TopClus
1.0.0
通過預審計的語言模型表示的潛在空間聚類用於主題發現的源代碼,於www 2022發表。
運行代碼需要至少一個GPU。
在運行之前,您需要首先通過輸入以下命令來安裝所需的軟件包(建議使用虛擬環境):
pip3 install -r requirements.txt
您還需要在NLTK中下載以下資源:
import nltk
nltk.download('stopwords')
nltk.download('averaged_perceptron_tagger')
nltk.download('universal_tagset')
TopClus是一種無監督的主題發現方法,它可以在審前的語言模型表示的潛在球形空間中共同建模單詞,文檔和主題。

輸入腳本是src/trainer.py ,命令行參數的含義將在鍵入時顯示
python src/trainer.py -h
主題發現結果將寫入results_${dataset} 。
我們提供了兩個示例腳本nyt.sh和yelp.sh ,以分別在《紐約時報》和本文中使用的Yelp評論CORPORA上運行主題。
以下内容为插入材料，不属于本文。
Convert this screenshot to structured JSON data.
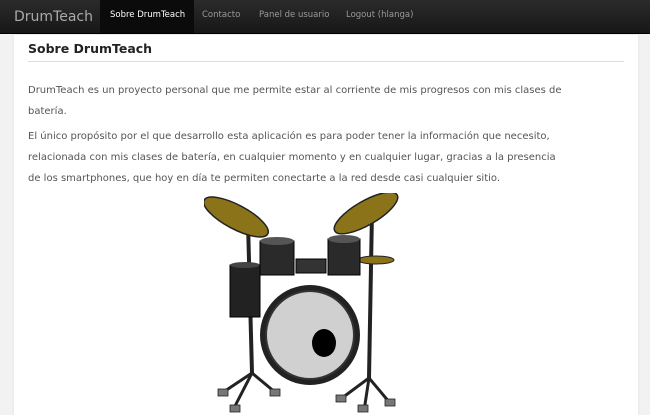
{
  "navbar": {
    "brand": "DrumTeach",
    "items": [
      {
        "label": "Sobre DrumTeach",
        "active": true
      },
      {
        "label": "Contacto",
        "active": false
      },
      {
        "label": "Panel de usuario",
        "active": false
      },
      {
        "label": "Logout (hlanga)",
        "active": false
      }
    ]
  },
  "main": {
    "title": "Sobre DrumTeach",
    "paragraphs": [
      "DrumTeach es un proyecto personal que me permite estar al corriente de mis progresos con mis clases de batería.",
      "El único propósito por el que desarrollo esta aplicación es para poder tener la información que necesito, relacionada con mis clases de batería, en cualquier momento y en cualquier lugar, gracias a la presencia de los smartphones, que hoy en día te permiten conectarte a la red desde casi cualquier sitio."
    ]
  },
  "colors": {
    "cymbal": "#8a7318",
    "drum_shell": "#222222",
    "drum_head": "#d0d0d0"
  },
  "image": {
    "icon": "drum-kit-illustration"
  }
}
您需要首先從datasets/nyt和datasets/yelp下的.tar.gz Tarball文件中提取文本文件。
您可以期望像以下結果一樣獲得結果(主題ID是隨機的):
On New York Times:
Topic 20: months,weeks,days,decades,years,hours,decade,seconds,moments,minutes
Topic 28: weapons,missiles,missile,nuclear,grenades,explosions,explosives,launcher,bombs,bombing
Topic 30: healthcare,medical,medicine,physicians,patients,health,hospitals,bandages,medication,physician
Topic 41: economic,commercially,economy,business,industrial,industry,market,consumer,trade,commerce
Topic 46: senate,senator,congressional,legislators,legislatures,ministry,legislature,minister,ministerial,parliament
Topic 72: government,administration,governments,administrations,mayor,gubernatorial,mayoral,mayors,public,governor
Topic 77: aircraft,airline,airplane,airlines,voyage,airplanes,aviation,planes,spacecraft,flights
Topic 88: baseman,outfielder,baseball,innings,pitchers,softball,inning,basketball,shortstop,pitcher
On Yelp Review:
Topic 1: steamed,roasted,fried,shredded,seasoned,sliced,frozen,baked,canned,glazed
Topic 15: nice,cozy,elegant,polite,charming,relaxing,enjoyable,pleasant,helpful,luxurious
Topic 16: spicy,fresh,creamy,stale,bland,salty,fluffy,greasy,moist,cold
Topic 17: flavor,texture,flavors,taste,quality,smells,tastes,flavour,scent,ingredients
Topic 20: japanese,german,australian,moroccan,russian,greece,italian,greek,asian,
Topic 40: drinks,beers,beer,wine,beverages,alcohol,beverage,vodka,champagne,wines
Topic 55: horrible,terrible,shitty,awful,dreadful,worst,worse,disgusting,filthy,rotten
Topic 75: strawberry,berry,onion,peppers,tomato,onions,potatoes,vegetable,mustard,garlic
潛在文檔嵌入將保存到results_${dataset}/latent_doc_emb.pt可用作聚類算法的功能(例如,k-means)。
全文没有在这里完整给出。